Janney Montgomery – Neutral – (08/15/06): The firm believes that, if Wachovia can integrate Golden West properly, the long term benefits will likely be a catalyst for WB. INVESTMENT SUMMARY: The firm expects that NIM compression should continue in 3Q06 and, depending on the severity, it could reduce its EPS estimates slightly. Further, it believes that GDW should trade in line with the expected merger with Wachovia.

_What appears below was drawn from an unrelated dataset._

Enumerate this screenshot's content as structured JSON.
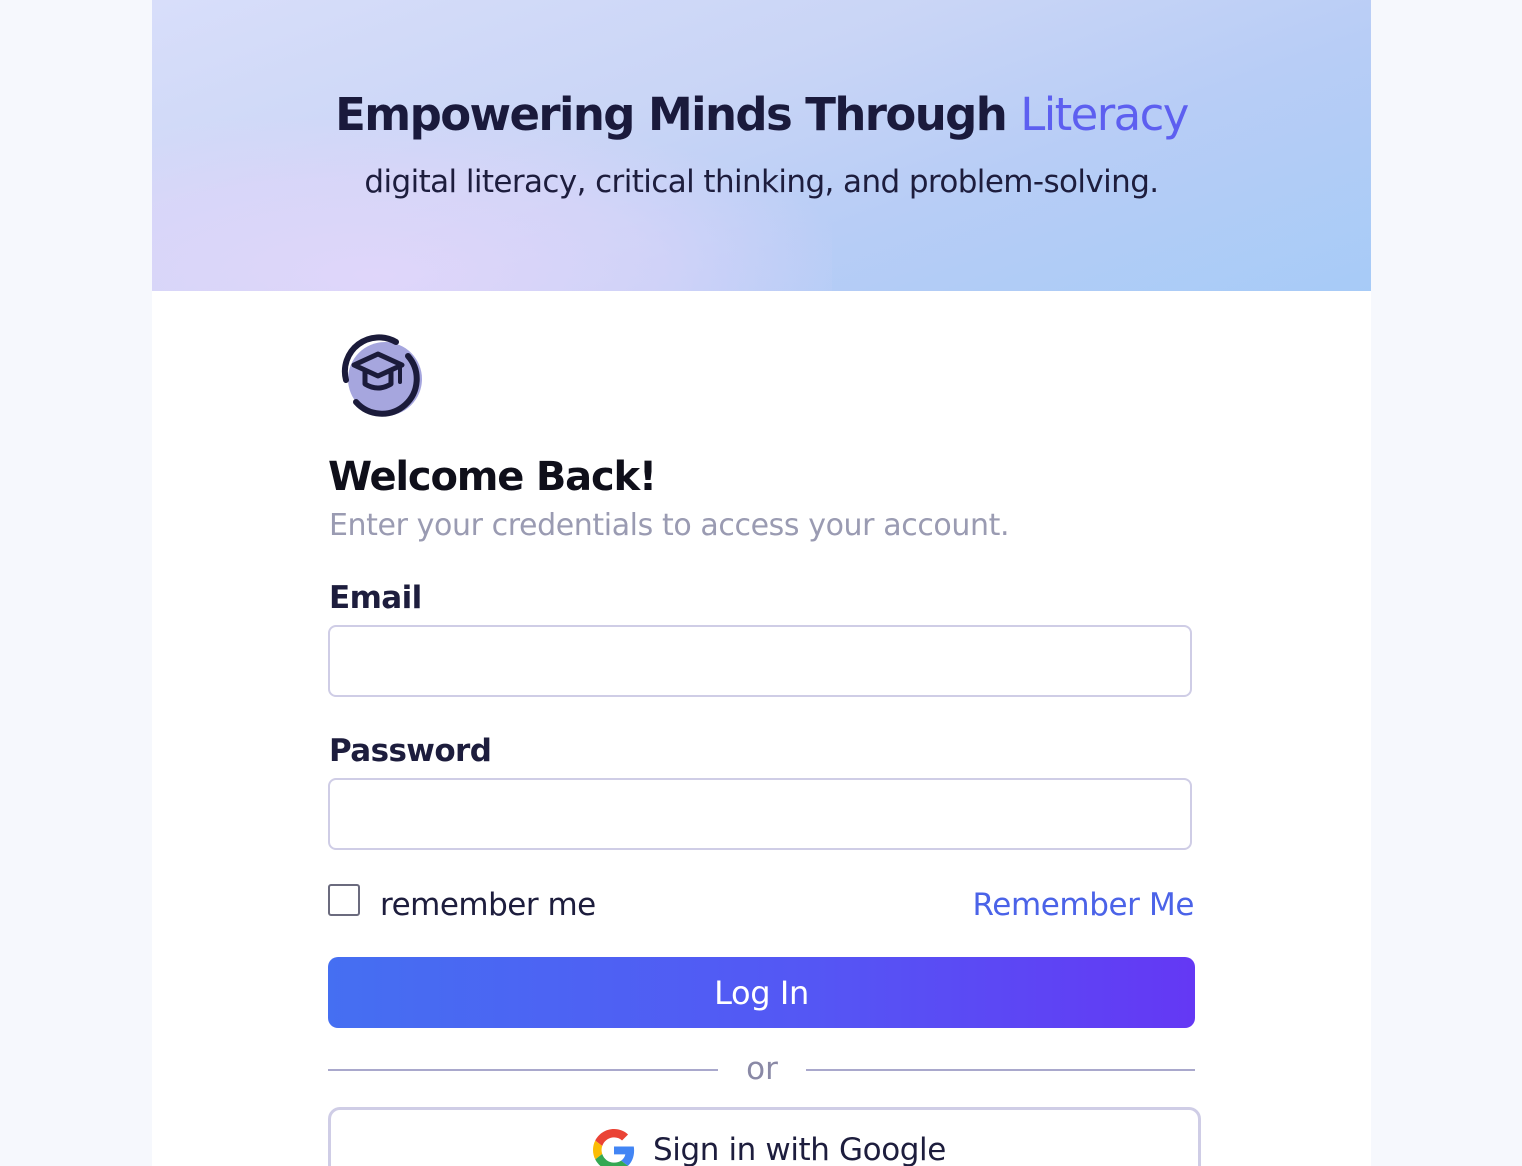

Piper Jaffray – Market Perform ($81) – (7/20/06): The firm has maintained Market Perform rating while lowered the target price to $81 from $83. INVESTMENT SUMMARY: It has reduced 2006 and 2007 EPS estimates to $5.06 (from $5.25) and $5.85 (from $6.15) based on estimated lower margins, lower growth and higher expenses going forward.

NEGATIVE RATINGS

MorganStanley – Underweight ($68) – (7/20/06): With the stock trading above its price target, the firm sees better value elsewhere in the group, where the flattening yield curve should be less of a headwind. INVESTMENT SUMMARY: If the flat yield curve environment continues, which is what the fixed income markets expect, then the attractiveness of ARMs will suffer, according to the firm.

Coverage Dropped

FTN Midwest Res. – (8/2/06): The firm has dropped the coverage due to the pending acquisition by Wachovia.